Even if you don’t distance yourself from a notorious relative, you’d probably have a hard time identifying with that black sheep. So maybe it’s good that when actress Elizabeth Montgomery accepted the title role of the 1975 movie The Legend of Lizzie Borden, she didn’t know the suspected 1892 double-murderess was her sixth cousin once removed. Published family histories can be key in a case of alleged genealogical links because they let you trace multiple generations at once. I searched the Family History Library catalog for the women’s family names and found several histories, including Genealogy of the Barney Family in America and Descendants of Joseph Tripp.

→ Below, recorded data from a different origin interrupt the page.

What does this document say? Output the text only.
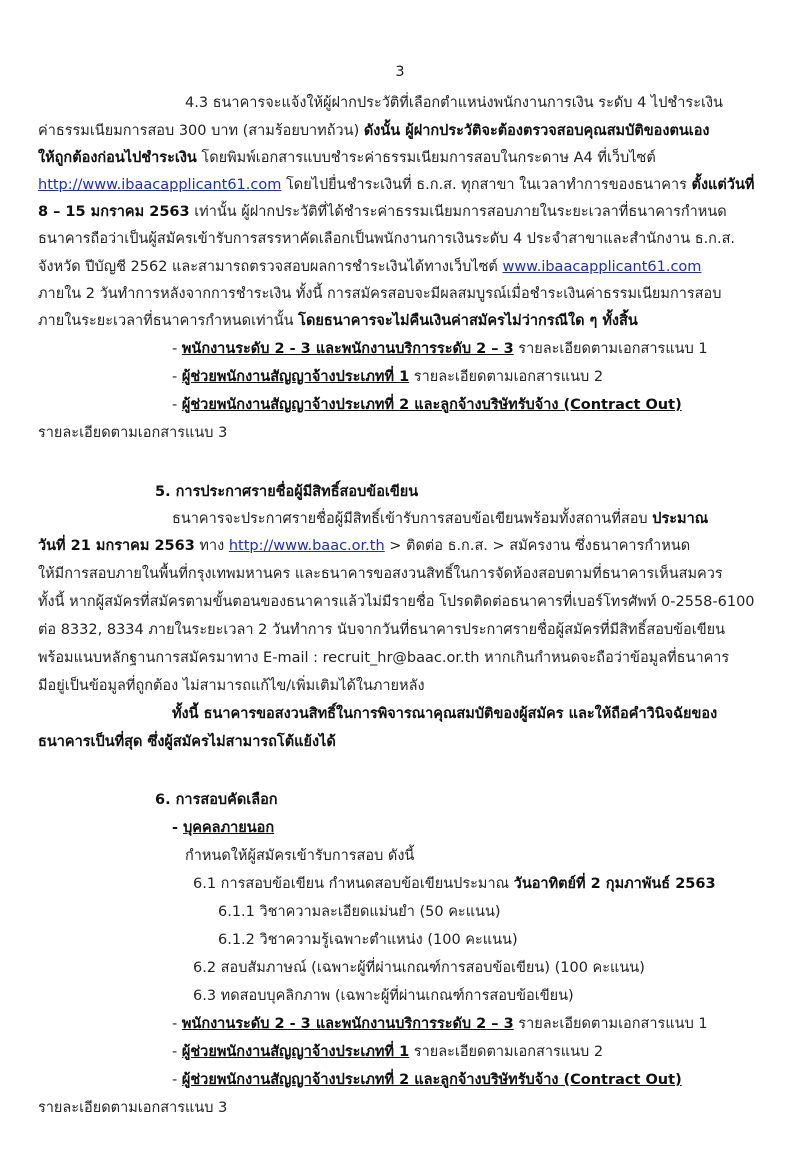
3
4.3 ธนาคารจะแจ้งให้ผู้ฝากประวัติที่เลือกตำแหน่งพนักงานการเงิน ระดับ 4 ไปชำระเงิน
ค่าธรรมเนียมการสอบ 300 บาท (สามร้อยบาทถ้วน) ดังนั้น ผู้ฝากประวัติจะต้องตรวจสอบคุณสมบัติของตนเอง
ให้ถูกต้องก่อนไปชำระเงิน โดยพิมพ์เอกสารแบบชำระค่าธรรมเนียมการสอบในกระดาษ A4 ที่เว็บไซต์
http://www.ibaacapplicant61.com โดยไปยื่นชำระเงินที่ ธ.ก.ส. ทุกสาขา ในเวลาทำการของธนาคาร ตั้งแต่วันที่
8 – 15 มกราคม 2563 เท่านั้น ผู้ฝากประวัติที่ได้ชำระค่าธรรมเนียมการสอบภายในระยะเวลาที่ธนาคารกำหนด
ธนาคารถือว่าเป็นผู้สมัครเข้ารับการสรรหาคัดเลือกเป็นพนักงานการเงินระดับ 4 ประจำสาขาและสำนักงาน ธ.ก.ส.
จังหวัด ปีบัญชี 2562 และสามารถตรวจสอบผลการชำระเงินได้ทางเว็บไซต์ www.ibaacapplicant61.com
ภายใน 2 วันทำการหลังจากการชำระเงิน ทั้งนี้ การสมัครสอบจะมีผลสมบูรณ์เมื่อชำระเงินค่าธรรมเนียมการสอบ
ภายในระยะเวลาที่ธนาคารกำหนดเท่านั้น โดยธนาคารจะไม่คืนเงินค่าสมัครไม่ว่ากรณีใด ๆ ทั้งสิ้น
- พนักงานระดับ 2 - 3 และพนักงานบริการระดับ 2 – 3 รายละเอียดตามเอกสารแนบ 1
- ผู้ช่วยพนักงานสัญญาจ้างประเภทที่ 1 รายละเอียดตามเอกสารแนบ 2
- ผู้ช่วยพนักงานสัญญาจ้างประเภทที่ 2 และลูกจ้างบริษัทรับจ้าง (Contract Out)
รายละเอียดตามเอกสารแนบ 3
5. การประกาศรายชื่อผู้มีสิทธิ์สอบข้อเขียน
ธนาคารจะประกาศรายชื่อผู้มีสิทธิ์เข้ารับการสอบข้อเขียนพร้อมทั้งสถานที่สอบ ประมาณ
วันที่ 21 มกราคม 2563 ทาง http://www.baac.or.th > ติดต่อ ธ.ก.ส. > สมัครงาน ซึ่งธนาคารกำหนด
ให้มีการสอบภายในพื้นที่กรุงเทพมหานคร และธนาคารขอสงวนสิทธิ์ในการจัดห้องสอบตามที่ธนาคารเห็นสมควร
ทั้งนี้ หากผู้สมัครที่สมัครตามขั้นตอนของธนาคารแล้วไม่มีรายชื่อ โปรดติดต่อธนาคารที่เบอร์โทรศัพท์ 0-2558-6100
ต่อ 8332, 8334 ภายในระยะเวลา 2 วันทำการ นับจากวันที่ธนาคารประกาศรายชื่อผู้สมัครที่มีสิทธิ์สอบข้อเขียน
พร้อมแนบหลักฐานการสมัครมาทาง E-mail : recruit_hr@baac.or.th หากเกินกำหนดจะถือว่าข้อมูลที่ธนาคาร
มีอยู่เป็นข้อมูลที่ถูกต้อง ไม่สามารถแก้ไข/เพิ่มเติมได้ในภายหลัง
ทั้งนี้ ธนาคารขอสงวนสิทธิ์ในการพิจารณาคุณสมบัติของผู้สมัคร และให้ถือคำวินิจฉัยของ
ธนาคารเป็นที่สุด ซึ่งผู้สมัครไม่สามารถโต้แย้งได้
6. การสอบคัดเลือก
- บุคคลภายนอก
กำหนดให้ผู้สมัครเข้ารับการสอบ ดังนี้
6.1 การสอบข้อเขียน กำหนดสอบข้อเขียนประมาณ วันอาทิตย์ที่ 2 กุมภาพันธ์ 2563
6.1.1 วิชาความละเอียดแม่นยำ (50 คะแนน)
6.1.2 วิชาความรู้เฉพาะตำแหน่ง (100 คะแนน)
6.2 สอบสัมภาษณ์ (เฉพาะผู้ที่ผ่านเกณฑ์การสอบข้อเขียน) (100 คะแนน)
6.3 ทดสอบบุคลิกภาพ (เฉพาะผู้ที่ผ่านเกณฑ์การสอบข้อเขียน)
- พนักงานระดับ 2 - 3 และพนักงานบริการระดับ 2 – 3 รายละเอียดตามเอกสารแนบ 1
- ผู้ช่วยพนักงานสัญญาจ้างประเภทที่ 1 รายละเอียดตามเอกสารแนบ 2
- ผู้ช่วยพนักงานสัญญาจ้างประเภทที่ 2 และลูกจ้างบริษัทรับจ้าง (Contract Out)
รายละเอียดตามเอกสารแนบ 3
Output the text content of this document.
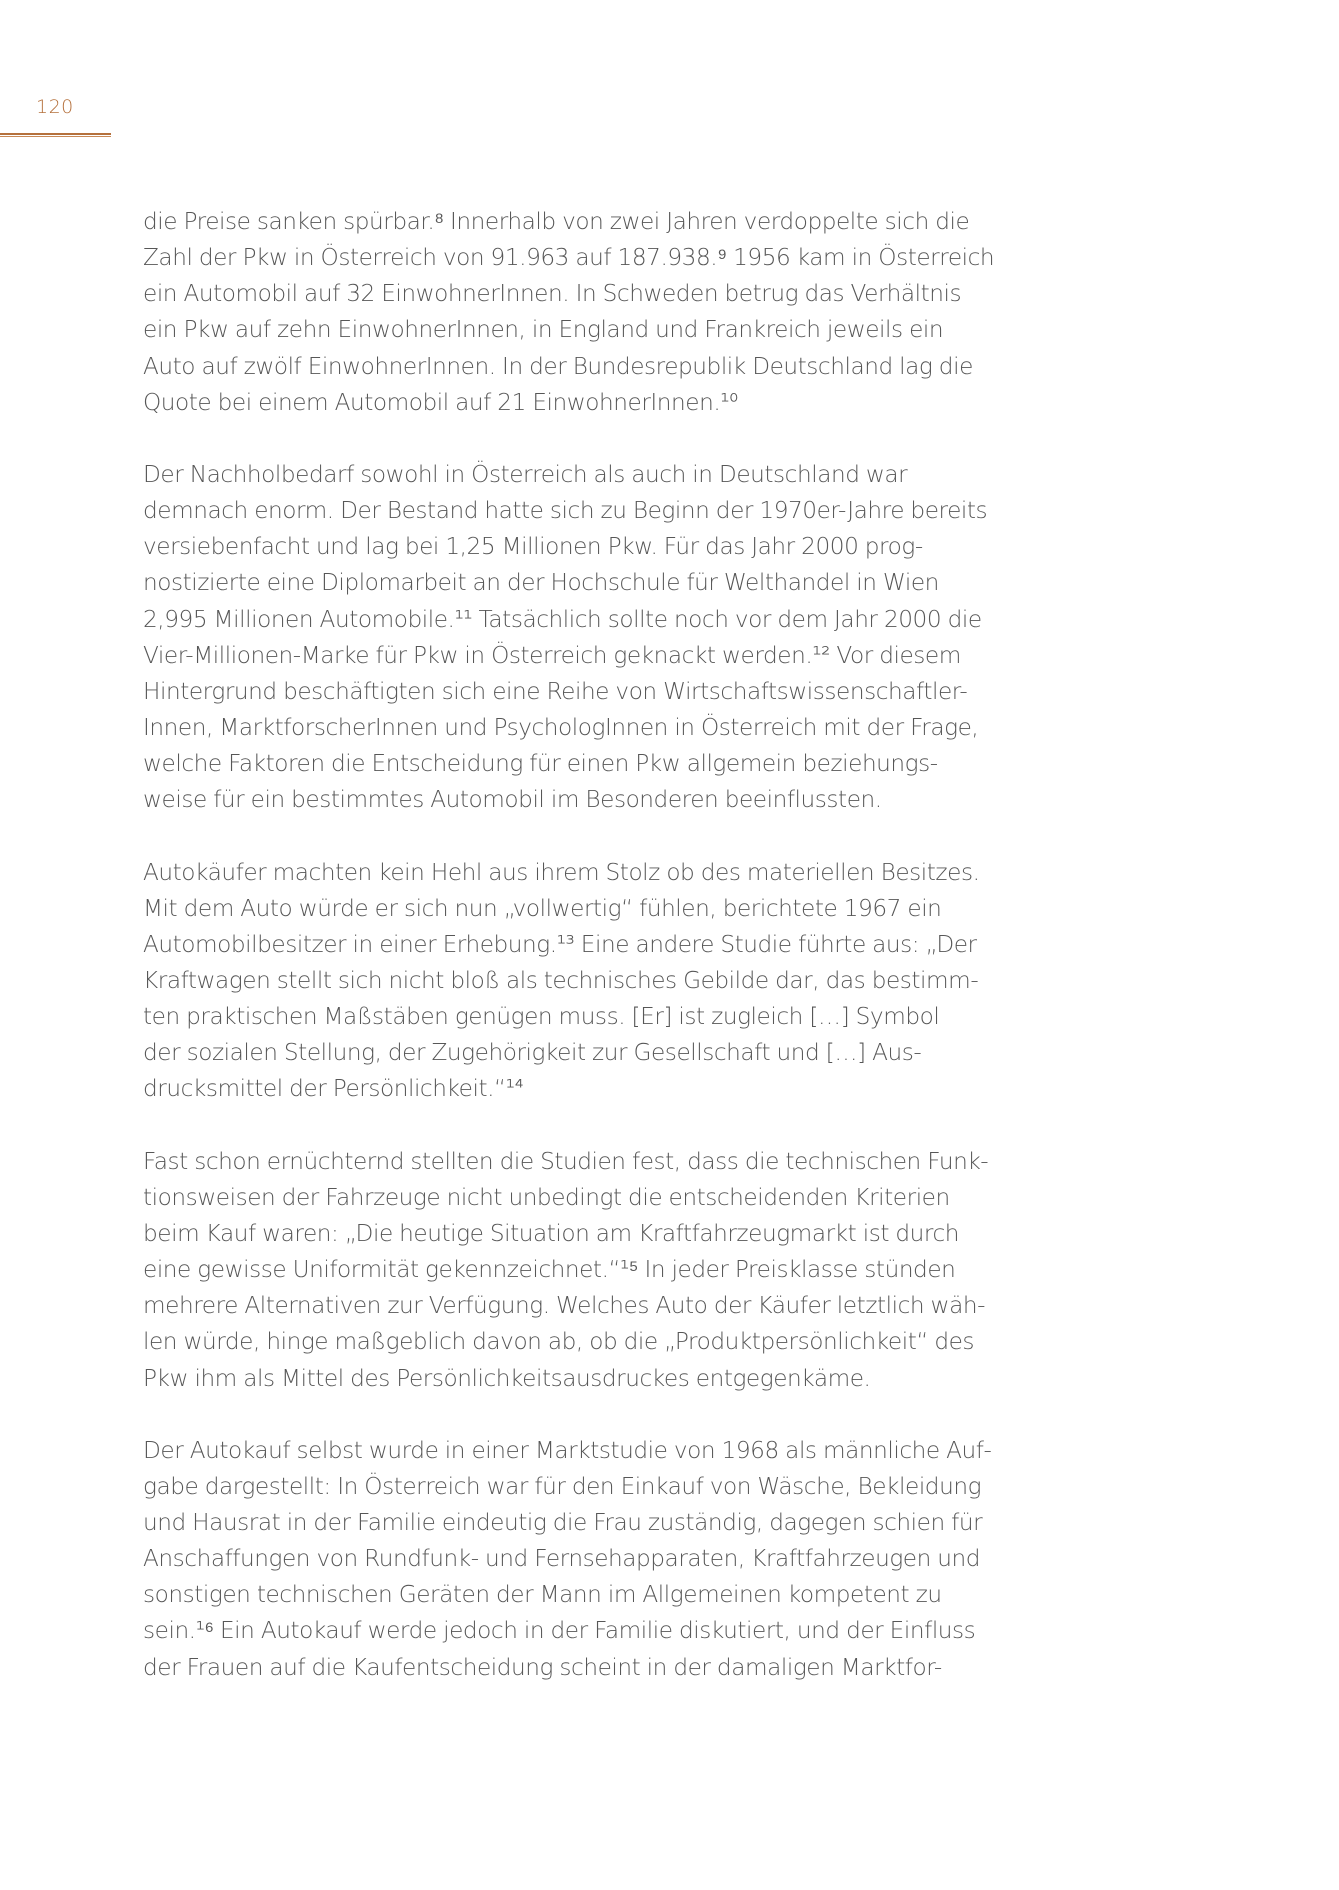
120

die Preise sanken spürbar.⁸ Innerhalb von zwei Jahren verdoppelte sich die
Zahl der Pkw in Österreich von 91.963 auf 187.938.⁹ 1956 kam in Österreich
ein Automobil auf 32 EinwohnerInnen. In Schweden betrug das Verhältnis
ein Pkw auf zehn EinwohnerInnen, in England und Frankreich jeweils ein
Auto auf zwölf EinwohnerInnen. In der Bundesrepublik Deutschland lag die
Quote bei einem Automobil auf 21 EinwohnerInnen.¹⁰

Der Nachholbedarf sowohl in Österreich als auch in Deutschland war
demnach enorm. Der Bestand hatte sich zu Beginn der 1970er-Jahre bereits
versiebenfacht und lag bei 1,25 Millionen Pkw. Für das Jahr 2000 prog-
nostizierte eine Diplomarbeit an der Hochschule für Welthandel in Wien
2,995 Millionen Automobile.¹¹ Tatsächlich sollte noch vor dem Jahr 2000 die
Vier-Millionen-Marke für Pkw in Österreich geknackt werden.¹² Vor diesem
Hintergrund beschäftigten sich eine Reihe von Wirtschaftswissenschaftler-
Innen, MarktforscherInnen und PsychologInnen in Österreich mit der Frage,
welche Faktoren die Entscheidung für einen Pkw allgemein beziehungs-
weise für ein bestimmtes Automobil im Besonderen beeinflussten.

Autokäufer machten kein Hehl aus ihrem Stolz ob des materiellen Besitzes.
Mit dem Auto würde er sich nun „vollwertig“ fühlen, berichtete 1967 ein
Automobilbesitzer in einer Erhebung.¹³ Eine andere Studie führte aus: „Der
Kraftwagen stellt sich nicht bloß als technisches Gebilde dar, das bestimm-
ten praktischen Maßstäben genügen muss. [Er] ist zugleich […] Symbol
der sozialen Stellung, der Zugehörigkeit zur Gesellschaft und […] Aus-
drucksmittel der Persönlichkeit.“¹⁴

Fast schon ernüchternd stellten die Studien fest, dass die technischen Funk-
tionsweisen der Fahrzeuge nicht unbedingt die entscheidenden Kriterien
beim Kauf waren: „Die heutige Situation am Kraftfahrzeugmarkt ist durch
eine gewisse Uniformität gekennzeichnet.“¹⁵ In jeder Preisklasse stünden
mehrere Alternativen zur Verfügung. Welches Auto der Käufer letztlich wäh-
len würde, hinge maßgeblich davon ab, ob die „Produktpersönlichkeit“ des
Pkw ihm als Mittel des Persönlichkeitsausdruckes entgegenkäme.

Der Autokauf selbst wurde in einer Marktstudie von 1968 als männliche Auf-
gabe dargestellt: In Österreich war für den Einkauf von Wäsche, Bekleidung
und Hausrat in der Familie eindeutig die Frau zuständig, dagegen schien für
Anschaffungen von Rundfunk- und Fernsehapparaten, Kraftfahrzeugen und
sonstigen technischen Geräten der Mann im Allgemeinen kompetent zu
sein.¹⁶ Ein Autokauf werde jedoch in der Familie diskutiert, und der Einfluss
der Frauen auf die Kaufentscheidung scheint in der damaligen Marktfor-
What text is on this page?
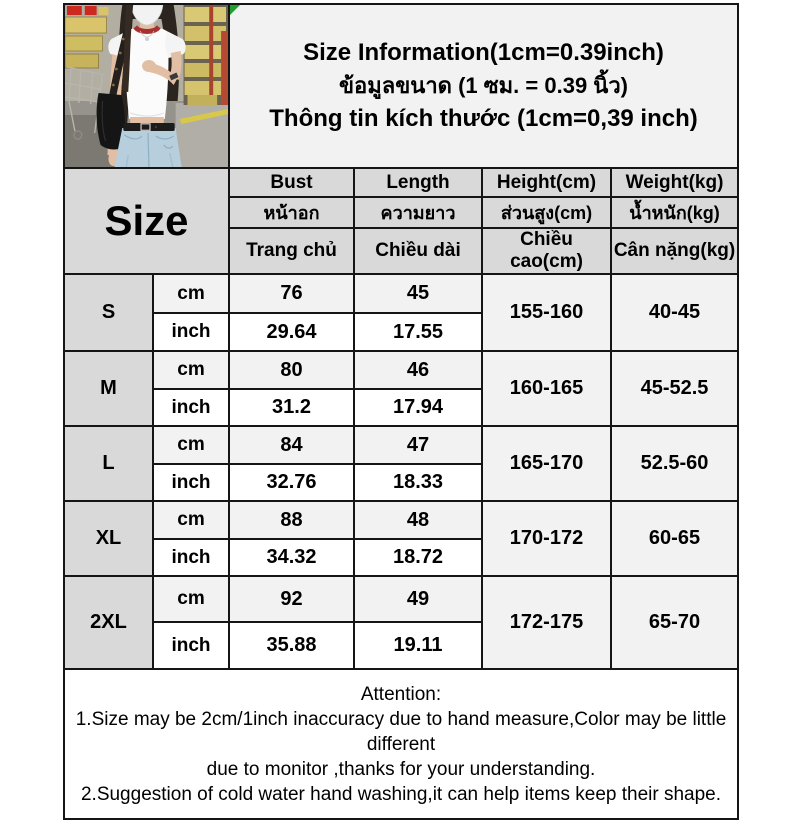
Size Information(1cm=0.39inch)
ข้อมูลขนาด (1 ซม. = 0.39 นิ้ว)
Thông tin kích thước (1cm=0,39 inch)			

Size		Bust	Length	Height(cm)	Weight(kg)
		หน้าอก	ความยาว	ส่วนสูง(cm)	น้ำหนัก(kg)
		Trang chủ	Chiều dài	Chiều cao(cm)	Cân nặng(kg)
S	cm	76	45	155-160	40-45
	inch	29.64	17.55		
M	cm	80	46	160-165	45-52.5
	inch	31.2	17.94		
L	cm	84	47	165-170	52.5-60
	inch	32.76	18.33		
XL	cm	88	48	170-172	60-65
	inch	34.32	18.72		
2XL	cm	92	49	172-175	65-70
	inch	35.88	19.11		

Attention:
1.Size may be 2cm/1inch inaccuracy due to hand measure,Color may be little different
due to monitor ,thanks for your understanding.
2.Suggestion of cold water hand washing,it can help items keep their shape.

It still took quite a bit of sleuthing to find the connection. The books ignored a few generations and — like many genealogies — didn’t continue female lines beyond a woman’s children, so I had to inspect a number of books. Then began the real fun: piecing together the clues to build a pedigree, and verifying it in original records. The evidence suggested that both Montgomery and Borden descend from Samuel Luther and Mary Abell, who were among the first settlers of Swansea, Mass.
Is the beloved star of TV’s Bewitched really related to an axe murderer? You’ll find whodunit theories at CrimeLibrary. We may never know whether Lizzie’s the culprit, but at least we can solve the genealogical mysteries.